Companion to East Timor - The Howard government
The Howard government
When the Howard government came to power in March 1996, it maintained the same policy as its predecessor. At this time, the Asian financial crisis had not yet occurred and President Suharto was still in power in Indonesia. When the Suharto regime cracked down on pro-democracy demonstrators in 1996, there were no official expressions of criticism or even disapproval from the new Foreign Minister; Alexander Downer declared that the military crackdown was an 'internal affair' and hoped it would 'settle down quickly.' Deputy Prime Minister Tim Fischer said that Suharto was perhaps the world's greatest figure in the latter half of the 20th century.
After Suharto resigned and B.J. Habibie became the new President of Indonesia, Howard wrote to Habibie suggesting a way to take the issue of East Timorese independence off the agenda.
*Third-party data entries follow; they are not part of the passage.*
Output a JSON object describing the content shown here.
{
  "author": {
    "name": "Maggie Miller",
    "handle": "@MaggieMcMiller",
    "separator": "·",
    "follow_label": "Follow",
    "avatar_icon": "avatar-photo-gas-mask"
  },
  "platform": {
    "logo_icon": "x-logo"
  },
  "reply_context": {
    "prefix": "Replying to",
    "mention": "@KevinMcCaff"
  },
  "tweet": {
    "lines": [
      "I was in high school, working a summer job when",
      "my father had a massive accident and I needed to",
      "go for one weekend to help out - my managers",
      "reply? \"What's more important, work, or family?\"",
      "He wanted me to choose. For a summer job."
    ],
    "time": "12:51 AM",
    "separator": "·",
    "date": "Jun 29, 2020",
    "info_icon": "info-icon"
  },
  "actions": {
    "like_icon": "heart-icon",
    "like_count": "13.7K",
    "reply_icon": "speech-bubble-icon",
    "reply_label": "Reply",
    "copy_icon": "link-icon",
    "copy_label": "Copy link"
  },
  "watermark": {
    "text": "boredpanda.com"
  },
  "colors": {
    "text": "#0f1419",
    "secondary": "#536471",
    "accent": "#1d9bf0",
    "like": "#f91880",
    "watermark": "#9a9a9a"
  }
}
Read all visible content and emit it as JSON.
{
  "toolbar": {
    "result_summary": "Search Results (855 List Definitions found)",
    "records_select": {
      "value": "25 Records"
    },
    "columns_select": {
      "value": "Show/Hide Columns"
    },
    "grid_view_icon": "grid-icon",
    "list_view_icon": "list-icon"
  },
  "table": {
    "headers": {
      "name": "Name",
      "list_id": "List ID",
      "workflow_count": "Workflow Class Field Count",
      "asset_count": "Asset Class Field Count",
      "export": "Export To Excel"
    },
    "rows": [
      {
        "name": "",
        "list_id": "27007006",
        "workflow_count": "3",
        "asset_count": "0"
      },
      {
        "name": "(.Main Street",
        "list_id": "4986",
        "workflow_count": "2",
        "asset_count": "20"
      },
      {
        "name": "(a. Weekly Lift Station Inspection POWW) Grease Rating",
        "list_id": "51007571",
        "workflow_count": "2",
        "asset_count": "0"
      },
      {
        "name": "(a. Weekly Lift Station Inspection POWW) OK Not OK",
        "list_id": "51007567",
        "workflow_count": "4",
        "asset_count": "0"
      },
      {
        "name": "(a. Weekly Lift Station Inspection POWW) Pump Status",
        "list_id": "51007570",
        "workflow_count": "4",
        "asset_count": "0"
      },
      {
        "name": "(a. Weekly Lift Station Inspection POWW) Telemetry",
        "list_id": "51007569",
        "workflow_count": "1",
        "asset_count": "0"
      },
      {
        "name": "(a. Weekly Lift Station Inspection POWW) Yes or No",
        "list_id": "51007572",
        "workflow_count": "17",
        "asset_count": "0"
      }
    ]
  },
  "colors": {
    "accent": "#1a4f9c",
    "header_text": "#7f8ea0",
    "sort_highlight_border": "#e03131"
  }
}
His letter did not signify any support for East Timorese self-determination but the exact opposite – it was designed to postpone it indefinitely. But Habibie, besieged by Indonesia's internal problems, announced that he would allow the East Timorese to vote on their own future – to choose either independence from Indonesia or autonomy within Indonesia.
In order to guarantee a victory for the autonomy proposal, the Indonesian military reacted by waging a war of terror through proxy forces known as the 'militias'. In order to ensure 'plausible denial', the military needed a foreign ally to provide diplomatic cover in the international arena. Such an ally would run the propaganda line that East Timorese society was not united on the question of independence, but divided between rival factions so hostile towards each other that only the presence of the military was preventing a civil war. The use of proxy forces was central to this strategy, but the problem was that every observer knew the militia were recruited, armed, trained, and organised by the military.
The Howard government filled this role of an ideal foreign ally. It claimed that the Indonesian military was a neutral arbiter, not the real source of repression and violence, and it worked to reduce international intervention in order to guarantee a victory for the autonomy proposal. But the Howard government was thwarted due to overwhelming pressure from an outraged public, a re-energised solidarity movement that campaigned in Australia and overseas, and a parliamentary opposition that kept the Howard government on the back foot. The government was also severely embarrassed by regular leaks of classified intelligence and diplomatic material.
When the ballot on independence was held, the outcome was a decisive rejection of the autonomy proposal. The East Timorese wanted independence, and had made their wishes clear. The Indonesian military tried to reverse the result of the ballot by force. They launched a campaign of forced deportation, driving approximately 250,000 people across the border into West Timor. They also destroyed approximately 80% of the infrastructure in East Timor. They attempted to round up foreign observers and remove them from East Timor, eliminating foreign eyewitnesses to their terror campaign. The Howard government mounted an evacuation operation known as Operation Spitfire, which fitted in with the Indonesian strategy. Between 6th and 14th September, Royal Australian Air Force and Royal New Zealand Air Force planes evacuated 2,478 foreign observers, journalists and international and local staff to Darwin. The Howard government continued to make public statements that took the pressure off Indonesia. Alexander Downer, for instance, said, 'I get the impression that President Habibie, Mr Alatas, General Wiranto are all trying to do the right thing. And some of the commanders, clearly, are trying to do the right thing. But there have been and there still are some fairly wild elements within the Indonesian military.'
Finally, under the pressure of a tidal wave of public outrage, the Howard government reversed its policy and worked with the international community to ensure that an Australian-led peacekeeping force entered East Timor.